Our latest census of women atop the Fortune 500 shows continued stagnation. Men hold a staggering 83.9% of corporate board seats, 85.1% of Executive Officer positions, and 92.5% of top earner positions. While I applaud the hundreds of companies that have achieved real results, others haven't gotten the message that valuing talented women is not a "nice-to-do," but a "smart-to-do." We found that 56 companies in the Fortune 500 had zero women directors and that 136 Fortune 500 companies had zero women executive officers.
These new numbers are deeply disappointing. Some companies are still sitting on their hands. It's time to commit to action, and the best time to jumpstart this change is now.
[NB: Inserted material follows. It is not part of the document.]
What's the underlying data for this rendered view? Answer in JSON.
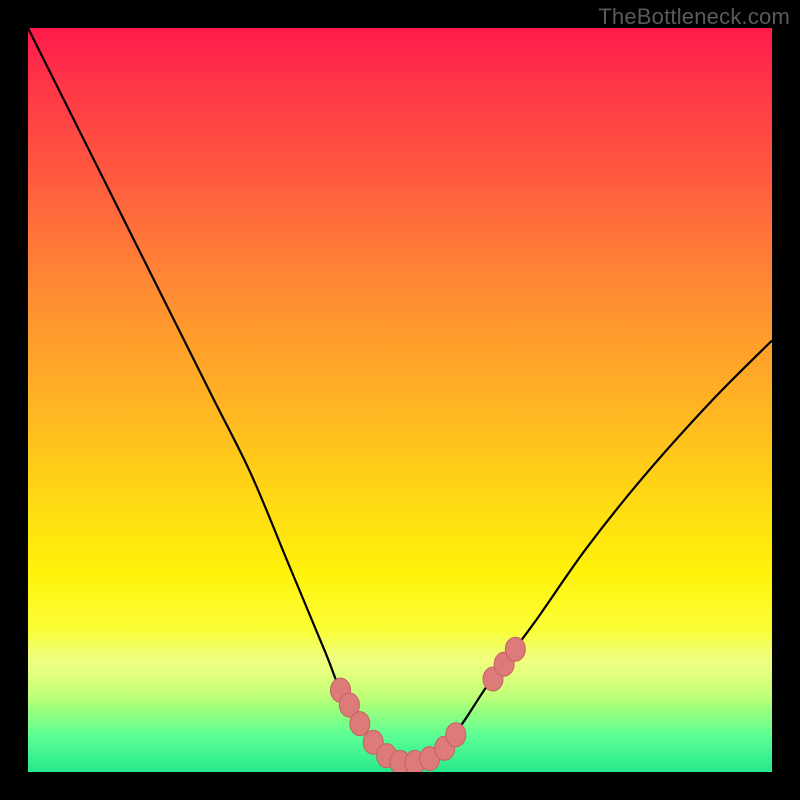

Today's tough economic times present an opportunity. Our latest report in our Bottom Line series tracked profits at leading companies through 2008 -- one year into the global recession. We found that companies with three or more women board directors in four of five years outperformed companies with zero women on their boards by on average 84% return on sales, 60% return on invested capital and 46% return on equity. Given the clear correlation, it's no wonder that Goldman Sachs recently found that closing gender gaps would yield a 9% bump to U.S. GDP!
And it's not just about the money. Companies with more women board directors are linked to more women corporate officers five years later, and correlated with increased corporate philanthropy. In short, it pays to have women as a key part of the leadership team.
So let's get to work and root out sexist stereotypes that impact talent management systems. Set targets with accountability, especially around proven solutions like sponsorship. And dump the myths about women's capabilities and ambitions -- our research shows that they are wrong.
When U.S. corporations finally take their place as leaders on gender parity and advancing women in business, the benefits will spread across the globe for women, men, families, employers, communities, and societies. Defy assumptions and lead with real action.
Enough lip service. It's what companies do that really counts.